Paule died shortly before 16 April 1635. After much dispute, John Oldbury became registrar to the high commission court, in succession to Paule, on condition of paying to Paule's son George, the king's ward, and to Dame Rachel Paule, the widow, 40l. per annum (Hist. MSS. Comm. 6th Rep. p. 79 b). Subsequently one Francis Paule obtained the office, and much litigation between him and Dame Rachel followed until 1645.

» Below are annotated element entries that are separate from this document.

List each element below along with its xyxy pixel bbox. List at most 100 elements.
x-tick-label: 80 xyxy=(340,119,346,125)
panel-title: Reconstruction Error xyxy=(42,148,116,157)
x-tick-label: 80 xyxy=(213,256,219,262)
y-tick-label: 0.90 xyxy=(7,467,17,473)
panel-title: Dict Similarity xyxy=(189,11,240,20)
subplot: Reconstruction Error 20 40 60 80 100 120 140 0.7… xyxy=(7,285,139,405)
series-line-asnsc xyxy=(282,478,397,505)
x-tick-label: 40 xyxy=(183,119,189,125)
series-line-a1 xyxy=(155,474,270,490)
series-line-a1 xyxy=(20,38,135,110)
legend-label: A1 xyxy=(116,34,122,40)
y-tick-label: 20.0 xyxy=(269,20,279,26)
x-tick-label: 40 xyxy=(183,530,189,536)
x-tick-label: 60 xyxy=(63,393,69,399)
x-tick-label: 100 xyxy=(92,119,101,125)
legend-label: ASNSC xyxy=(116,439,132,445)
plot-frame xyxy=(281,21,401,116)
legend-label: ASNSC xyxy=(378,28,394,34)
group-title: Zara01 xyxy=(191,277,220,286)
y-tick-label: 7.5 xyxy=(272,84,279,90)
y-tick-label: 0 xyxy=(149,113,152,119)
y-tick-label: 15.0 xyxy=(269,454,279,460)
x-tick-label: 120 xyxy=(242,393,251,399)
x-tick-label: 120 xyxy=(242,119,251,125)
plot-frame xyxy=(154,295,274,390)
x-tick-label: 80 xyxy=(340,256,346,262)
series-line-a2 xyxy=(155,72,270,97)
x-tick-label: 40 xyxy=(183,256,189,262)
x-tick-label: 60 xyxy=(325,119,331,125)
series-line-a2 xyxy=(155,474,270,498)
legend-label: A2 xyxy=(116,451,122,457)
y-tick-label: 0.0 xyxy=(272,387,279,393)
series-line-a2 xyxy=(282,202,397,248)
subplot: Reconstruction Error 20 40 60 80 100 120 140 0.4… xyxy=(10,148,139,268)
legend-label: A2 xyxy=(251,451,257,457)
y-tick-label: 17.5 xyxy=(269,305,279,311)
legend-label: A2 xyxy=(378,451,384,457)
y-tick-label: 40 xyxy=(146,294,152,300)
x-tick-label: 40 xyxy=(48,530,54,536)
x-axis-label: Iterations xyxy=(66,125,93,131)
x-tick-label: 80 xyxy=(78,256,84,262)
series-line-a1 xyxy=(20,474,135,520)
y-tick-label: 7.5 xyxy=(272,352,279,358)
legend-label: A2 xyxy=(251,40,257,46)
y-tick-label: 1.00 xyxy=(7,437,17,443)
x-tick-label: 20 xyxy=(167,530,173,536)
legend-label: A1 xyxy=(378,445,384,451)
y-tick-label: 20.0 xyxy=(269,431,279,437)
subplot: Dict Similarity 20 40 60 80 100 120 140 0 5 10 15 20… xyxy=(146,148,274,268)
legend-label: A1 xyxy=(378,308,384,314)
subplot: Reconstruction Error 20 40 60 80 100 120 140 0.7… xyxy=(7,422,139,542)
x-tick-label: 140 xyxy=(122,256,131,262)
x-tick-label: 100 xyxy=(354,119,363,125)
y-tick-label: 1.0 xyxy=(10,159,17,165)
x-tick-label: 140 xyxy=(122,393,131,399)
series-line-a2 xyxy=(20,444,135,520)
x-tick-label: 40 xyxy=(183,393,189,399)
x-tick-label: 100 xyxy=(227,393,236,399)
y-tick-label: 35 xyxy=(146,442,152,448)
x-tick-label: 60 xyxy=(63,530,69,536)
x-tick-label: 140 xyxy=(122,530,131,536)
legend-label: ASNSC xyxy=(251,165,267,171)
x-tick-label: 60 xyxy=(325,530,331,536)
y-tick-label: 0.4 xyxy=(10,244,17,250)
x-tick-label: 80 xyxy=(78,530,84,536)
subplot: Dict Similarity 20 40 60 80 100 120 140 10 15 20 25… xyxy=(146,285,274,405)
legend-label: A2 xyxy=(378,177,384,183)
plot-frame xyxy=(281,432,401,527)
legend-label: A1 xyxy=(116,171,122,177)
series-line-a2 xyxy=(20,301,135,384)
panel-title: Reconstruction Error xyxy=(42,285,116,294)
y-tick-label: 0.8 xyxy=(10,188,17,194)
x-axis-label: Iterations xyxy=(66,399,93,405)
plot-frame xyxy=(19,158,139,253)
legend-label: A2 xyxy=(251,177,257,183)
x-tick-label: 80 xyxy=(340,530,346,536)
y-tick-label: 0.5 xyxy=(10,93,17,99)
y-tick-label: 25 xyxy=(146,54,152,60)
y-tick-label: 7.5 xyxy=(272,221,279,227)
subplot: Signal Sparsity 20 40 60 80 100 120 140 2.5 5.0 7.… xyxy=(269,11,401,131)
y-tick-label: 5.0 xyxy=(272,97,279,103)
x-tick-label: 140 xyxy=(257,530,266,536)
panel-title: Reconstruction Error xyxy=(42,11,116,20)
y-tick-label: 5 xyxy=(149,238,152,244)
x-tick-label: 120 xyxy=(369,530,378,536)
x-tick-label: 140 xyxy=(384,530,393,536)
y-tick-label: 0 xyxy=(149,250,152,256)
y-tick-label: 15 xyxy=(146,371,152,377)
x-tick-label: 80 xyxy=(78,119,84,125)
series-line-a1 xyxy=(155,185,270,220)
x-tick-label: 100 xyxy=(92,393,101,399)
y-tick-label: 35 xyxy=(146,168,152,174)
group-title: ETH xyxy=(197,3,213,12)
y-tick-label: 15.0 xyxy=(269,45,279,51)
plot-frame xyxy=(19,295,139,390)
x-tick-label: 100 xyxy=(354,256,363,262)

Paule wrote: ‘The Life of the most reverend and religious Prelate, John Whitgift, Lord Archbishop of Canterbury, written by Sir George Paule, Knt., Comptroller of his Grace's Household,’ London, 1612, 4to. Republished 1699, London, ‘to which is added a treatise intituled Conspiracy for pretended Reformation,’ by Richard Cosin [q. v.], 1591. The ‘Life’ only was reprinted in C. Wordsworth's ‘Ecclesiastical Biography,’ 1878, iv. 311–401.

[State Papers, Dom. ubi supra; Hist. MSS. Comm. 4th Rep. pp. 33, 47, 6th Rep. pp. 79, 87; Brydges's Restituta, i. 110, 193; Notes and Queries, 2nd ser. ix. 46; Strype's Whitgift, ubi supra; Whitgift's Works (Parker Soc.), vols. iii. vi. xi.; Metcalfe's Book of Knights, p. 158; Return of Members of Parliament.]